When leaving Mumbai, I took a video during take-off, and the astounding sight emerged of a vast ‘slum’. Families living alongside the major international airport in the prosperous part of the city came into view as we taxied down the runway. The sight appeared shocking to my unaccustomed, westernised eye. I had read about the Dharavi Mumbai slum. One of the biggest in the world, where people can go on a ‘tour’ of the area. I presumed it to be the only one.
I have to say first, I find the word slum derogatory. Shadowy colonial-era ideas and sensibilities of a certain class would like Dharavi and co. to persist in the minds of others as the slums they once were. And, a million residents of Dharavi occupying an area of 1 square mile, earning on average only 1 US dollar a day for themselves, illustrate their point well. Ohhh, was it not for the fact these slums occupy some of the most expensive land in Mumbai – rich people want it!
However, the people of Dharavi would disagree, and the estimated GDP of 1. 5 billion dollars a year they generate supports their argument that they are, in fact, an industrious city within a city. Packed with business, clinics, retail shops, factories, schools and hospitals, Dharavi has a vast and growing economy.

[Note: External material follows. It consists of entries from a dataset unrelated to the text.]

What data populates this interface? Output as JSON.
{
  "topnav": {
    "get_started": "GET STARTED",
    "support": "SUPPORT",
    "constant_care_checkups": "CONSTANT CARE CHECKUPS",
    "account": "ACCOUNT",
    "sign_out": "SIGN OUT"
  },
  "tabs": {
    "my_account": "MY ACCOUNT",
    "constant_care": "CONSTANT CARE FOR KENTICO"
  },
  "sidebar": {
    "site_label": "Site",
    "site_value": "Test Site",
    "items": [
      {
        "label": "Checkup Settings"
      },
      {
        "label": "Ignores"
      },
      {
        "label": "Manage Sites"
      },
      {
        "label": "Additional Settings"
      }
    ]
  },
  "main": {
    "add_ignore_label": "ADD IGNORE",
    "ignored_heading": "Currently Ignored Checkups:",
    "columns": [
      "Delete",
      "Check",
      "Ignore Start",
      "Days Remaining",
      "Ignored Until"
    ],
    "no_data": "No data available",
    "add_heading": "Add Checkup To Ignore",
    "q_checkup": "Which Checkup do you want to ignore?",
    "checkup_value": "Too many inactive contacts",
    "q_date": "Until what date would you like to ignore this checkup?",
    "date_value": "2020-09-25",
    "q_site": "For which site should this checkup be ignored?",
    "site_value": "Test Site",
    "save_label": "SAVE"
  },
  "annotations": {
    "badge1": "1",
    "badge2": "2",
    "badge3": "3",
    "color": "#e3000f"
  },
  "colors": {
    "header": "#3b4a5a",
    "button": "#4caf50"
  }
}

In Dharavi: The City Within, Campana introduces the word citysystem coined by Jeb Brugmann, one of the Dharavi residents interviewed for his book – so I am going to go with that, Dharavi, a city within a city – a citysystem.
McLean’s on tour: it never goes well
(You can read in our About Us page, we don’t do conventional, well, anything.)
We organized a tour through our Mumbai hotel when we returned. Remembering, of course, this is a McLean tour, things didn’t start well. (Read about the Ranthambore Tigers: They don’t know it’s Sunday debacle here). However, as the day unfolded, through what appeared a series of, um, misunderstandings, all concerned learned lessons.
Morning began with Iain assembling two large cameras, and I mean huge, to take photographs of Dharavi. To clarify, I reminded him, we discussed, we were told not to bring cameras. We are entering people’s homes. It’s an invasion of privacy, etc etc. Anyhoo, unbeknown to me, Iain since decided this rule did not apply to him – sigh. So off we went down the great glass elevator, into the grand marble hall of our Mumbai hotel, to meet our tour guide.
Three worlds colliding
A small Indian woman must have spotted our demise, I mean descent, and advanced with something of a rather angry face.
“No, no, no cameras, not allowed, not allowed, put away.”
Iain doesn’t listen to no and launched into an inexplicable rage. I am Iain; I am a photographer. This suggestion is an outrage, bla bla – embarrassing outburst. Ending in
“Right, I am not coming” and off he fled, back up the glass elevator, huffing and puffing in full view.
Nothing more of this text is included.